I got it working. I was actually trying to write a value not compatible with the post-auth type, defined in the dictionnary. That's why the output of my script was not taken into account by freeradius. To pass parameters from my authentication script to my post-authentication script, I've defined my own new Prepaid attribute (in /etc/raddb/dictionnary) ATTRIBUTE Prepaid 3000 string The correct format for scripts outputing several attributes is to use a "," to separate the pairs. Scripts should output something like : Prepaid = "my parameters here" , Password = "test" On 12/22/05, Yannick Deltroo <deltroo@gmail.com> wrote:
Does not work any better with "," or ";" or " " between the pairs.

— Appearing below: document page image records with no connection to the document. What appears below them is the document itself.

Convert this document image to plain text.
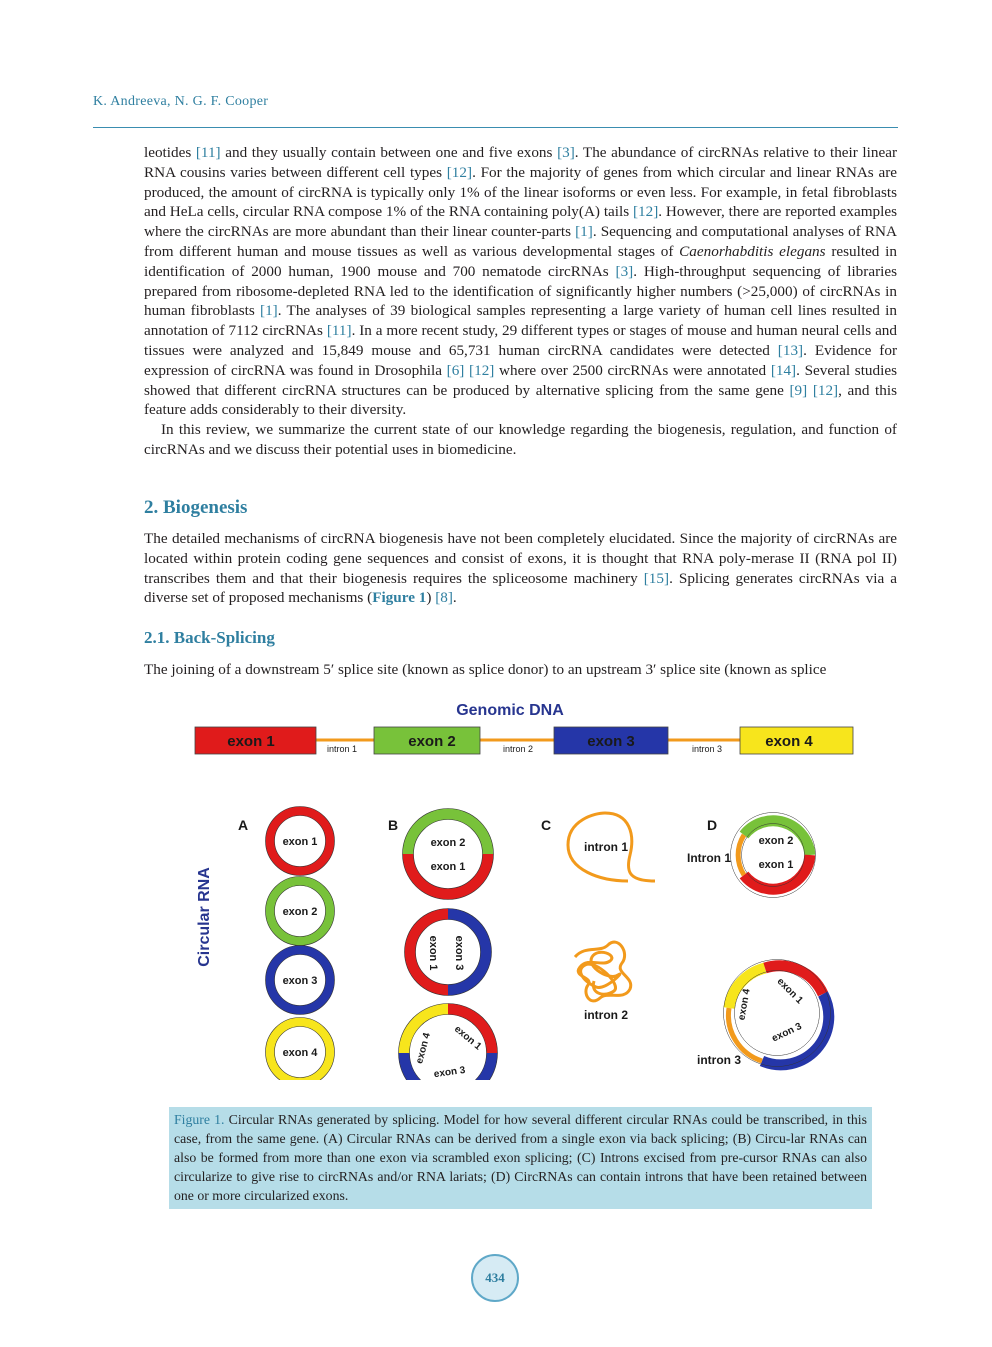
K. Andreeva, N. G. F. Cooper

leotides [11] and they usually contain between one and five exons [3]. The abundance of circRNAs relative to their linear RNA cousins varies between different cell types [12]. For the majority of genes from which circular and linear RNAs are produced, the amount of circRNA is typically only 1% of the linear isoforms or even less. For example, in fetal fibroblasts and HeLa cells, circular RNA compose 1% of the RNA containing poly(A) tails [12]. However, there are reported examples where the circRNAs are more abundant than their linear counter-parts [1]. Sequencing and computational analyses of RNA from different human and mouse tissues as well as various developmental stages of Caenorhabditis elegans resulted in identification of 2000 human, 1900 mouse and 700 nematode circRNAs [3]. High-throughput sequencing of libraries prepared from ribosome-depleted RNA led to the identification of significantly higher numbers (>25,000) of circRNAs in human fibroblasts [1]. The analyses of 39 biological samples representing a large variety of human cell lines resulted in annotation of 7112 circRNAs [11]. In a more recent study, 29 different types or stages of mouse and human neural cells and tissues were analyzed and 15,849 mouse and 65,731 human circRNA candidates were detected [13]. Evidence for expression of circRNA was found in Drosophila [6] [12] where over 2500 circRNAs were annotated [14]. Several studies showed that different circRNA structures can be produced by alternative splicing from the same gene [9] [12], and this feature adds considerably to their diversity.

In this review, we summarize the current state of our knowledge regarding the biogenesis, regulation, and function of circRNAs and we discuss their potential uses in biomedicine.

2. Biogenesis
The detailed mechanisms of circRNA biogenesis have not been completely elucidated. Since the majority of circRNAs are located within protein coding gene sequences and consist of exons, it is thought that RNA poly-merase II (RNA pol II) transcribes them and that their biogenesis requires the spliceosome machinery [15]. Splicing generates circRNAs via a diverse set of proposed mechanisms (Figure 1) [8].
2.1. Back-Splicing
The joining of a downstream 5′ splice site (known as splice donor) to an upstream 3′ splice site (known as splice
Genomic DNA
exon 1	exon 2	exon 3	exon 4
intron 1	intron 2	intron 3
Circular RNA
A	B	C	D
exon 1
exon 2
exon 3
exon 4
exon 2
exon 1
exon 1 exon 3
exon 4 exon 1
exon 3
intron 1
intron 2
exon 2
exon 1
Intron 1
exon 4 exon 1
exon 3
intron 3
Figure 1. Circular RNAs generated by splicing. Model for how several different circular RNAs could be transcribed, in this case, from the same gene. (A) Circular RNAs can be derived from a single exon via back splicing; (B) Circu-lar RNAs can also be formed from more than one exon via scrambled exon splicing; (C) Introns excised from pre-cursor RNAs can also circularize to give rise to circRNAs and/or RNA lariats; (D) CircRNAs can contain introns that have been retained between one or more circularized exons.
434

After the script is executed, the "config" environment variables do not contain the output of the script: AUTH_TYPE=CHAP PWD=/root SHLVL=1 _=/usr/bin/printenv
If I only write a Password=XXX from the script, the output is taken into account. See the env variable then: PASSWORD="test" AUTH_TYPE=CHAP PWD=/root SHLVL=1 _=/usr/bin/printenv
My tests show that the only pair accepted from the script is Password = XXXXX. Any other single attribute is just ignored.
Could it be a problem with attributes dictionnaries ?
On 12/21/05, Alan DeKok <aland@ox.org> wrote:
Yannick Deltroo <deltroo@gmail.com> wrote:
of just Password =, i.e. somehting like Post-Auth-Type = THIRD_SCRIPT Password = XXXXX I cannot authenticate. Chap authentication fails (see debug log below)
Put a "," in between the two items, just like you do in the "users" file.